Kadashev B A, Konovalov A N, Astaf'eva L I, Kalinin P L, Kutin M A, Klochkova I S, Fomichev D V, Sharipov O I, Andreev D N
Burdenko Neurosurgery Institute, 4-ya Tverskaya-Yamskaya Str., 16, Moscow, Russia, 125047.
Zh Vopr Neirokhir Im N N Burdenko. 2018;82(1):13-21. doi: 10.17116/neiro201882113-21.
The pituitary stalk (PS) is a relatively thin bundle connecting the hypophyseal stalk to the pituitary gland; it consists of both axons of the hypothalamic nuclei (terminating in the neurohypophysis) and the system of portal vessels. Compression of the PS by a space-occupying lesion or its transection (forced or intended) during surgery may lead to the development of endocrine disorders: hypopituitarism, diabetes insipidus, and hyperprolactinemia. The modern literature lacks studies evaluating the severity of endocrine disorders depending on the PS condition before and after surgery.
The study purpose was to investigate endocrine disorders in patients with sellar region (SR) tumors and the PS that was compressed before surgery and preserved or transected during a neurosurgical intervention.
The study included 139 patients with various SR tumors. In 82 patients, a preoperatively compressed PS was preserved (41 patients with hormonal inactive adenoma (HIA) and 41 patients with suprasellar meningioma); in 57 patients, the PS was transected during surgery (46 patients with pituitary stalk craniopharyngioma and 11 patients with hormonally inactive endosuprasellar pituitary adenoma). The hormonal status (PRL, TSH, LH, FSH, fT4, cortisol, testosterone, or estradiol) was examined in all patients both before and after surgery.
Hyperprolactinemia was preoperatively detected in 37% of patients with tumors compressing the PS. Elimination of PS compression (tumor resection) led to normalization of the PRL level in most patients and was not accompanied by aggravation of hypopituitarism symptoms. Transection of the PS caused panhypopituitarism in 100% of patients and diabetes insipidus in 93% of cases. After transection of the PS, hyperprolactinemia did not develop in 59% of patients with craniopharyngiomas (CPs) and 82% of patients with HIA.

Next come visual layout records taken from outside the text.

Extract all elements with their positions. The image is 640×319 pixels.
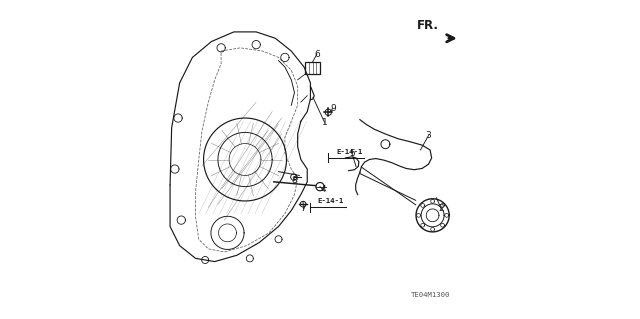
Text: 2: 2 — [438, 204, 444, 213]
Text: 7: 7 — [301, 204, 307, 213]
Text: 8: 8 — [291, 176, 297, 185]
Text: 4: 4 — [321, 185, 326, 194]
Text: 3: 3 — [426, 131, 431, 140]
Text: 1: 1 — [322, 118, 328, 127]
Text: E-14-1: E-14-1 — [318, 198, 344, 204]
Text: 9: 9 — [330, 104, 335, 113]
Text: E-14-1: E-14-1 — [336, 149, 362, 155]
Text: 6: 6 — [314, 50, 320, 59]
Bar — [305, 62, 320, 74]
Text: 5: 5 — [349, 149, 355, 158]
Text: TE04M1300: TE04M1300 — [410, 292, 450, 298]
Text: FR.: FR. — [417, 19, 439, 32]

Given the difference in symptoms associated with compression and surgical transection of the PS, we believe that these two concepts should be clearly distinguished. The PS compression syndrome includes primarily hyperprolactinemia (37% of cases); elimination of PS compression leads to normalization of the PRL level in most patients and is not accompanied by aggravation of hypopituitarism symptoms. The PS transection syndrome in patients with CP and HIA led to the development of panhypopituitarism in all patients and permanent diabetes insipidus in most of them. The causes of the absence of hyperprolactinemia in many patients with PS transection require further research. The surgeon planning intraoperative PS transection to increase the radicality of surgery should be well informed about the consequences of this procedure for the patient's endocrine status.

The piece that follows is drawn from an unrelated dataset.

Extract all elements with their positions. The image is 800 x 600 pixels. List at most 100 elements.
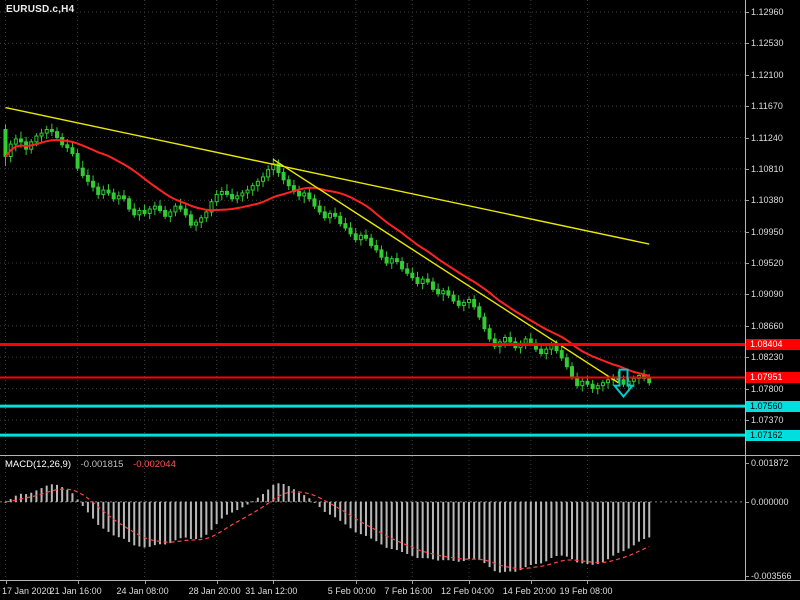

垂体柄(PS)是连接垂体柄与垂体的相对较细的束状结构;它由下丘脑核的轴突(终止于神经垂体)和门静脉系统组成。占位性病变对垂体柄的压迫或手术期间的横断(被迫或有意)可能导致内分泌紊乱的发生:垂体功能减退、尿崩症和高泌乳素血症。现代文献中缺乏根据手术前后垂体柄状况评估内分泌紊乱严重程度的研究。
本研究的目的是调查鞍区(SR)肿瘤患者以及术前垂体柄受压且在神经外科手术干预中得以保留或横断的患者的内分泌紊乱情况。

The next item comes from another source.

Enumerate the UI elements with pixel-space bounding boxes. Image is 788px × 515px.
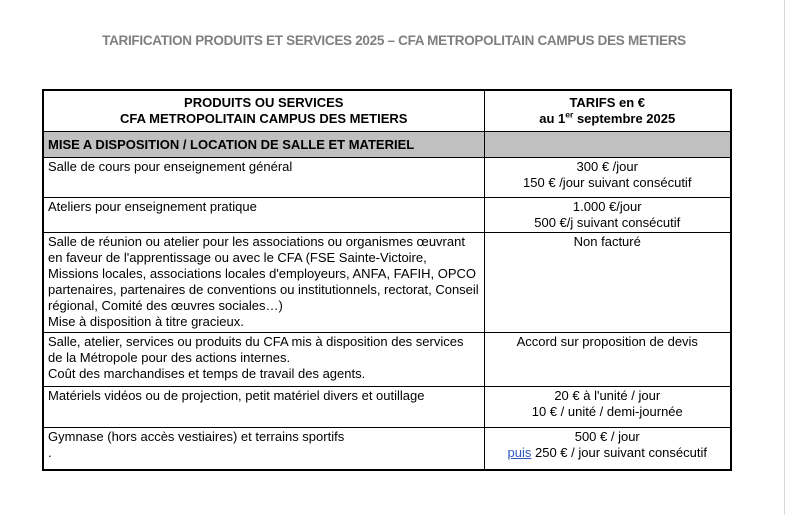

该研究纳入了139例患有各种鞍区肿瘤的患者。82例患者术前受压的垂体柄得以保留(41例激素无活性腺瘤(HIA)患者和41例鞍上脑膜瘤患者);57例患者在手术期间垂体柄被横断(46例垂体柄颅咽管瘤患者和11例激素无活性鞍内垂体腺瘤患者)。对所有患者在手术前后均检查了激素状态(PRL、TSH、LH、FSH、fT4、皮质醇、睾酮或雌二醇)。
术前在37%的垂体柄受压肿瘤患者中检测到高泌乳素血症。消除垂体柄压迫(肿瘤切除)使大多数患者的PRL水平恢复正常,且未伴有垂体功能减退症状的加重。垂体柄横断导致所有患者出现全垂体功能减退,93%的病例出现尿崩症。垂体柄横断后,59%的颅咽管瘤(CP)患者和82%的HIA患者未发生高泌乳素血症。
鉴于与垂体柄压迫和手术横断相关的症状存在差异,我们认为这两个概念应明确区分。垂体柄压迫综合征主要包括高泌乳素血症(37%的病例);消除垂体柄压迫可使大多数患者的PRL水平恢复正常,且未伴有垂体功能减退症状的加重。CP和HIA患者的垂体柄横断综合征导致所有患者出现全垂体功能减退,大多数患者出现永久性尿崩症。许多垂体柄横断患者未发生高泌乳素血症的原因需要进一步研究。计划在术中横断垂体柄以提高手术根治性的外科医生应充分了解该操作对患者内分泌状态的影响。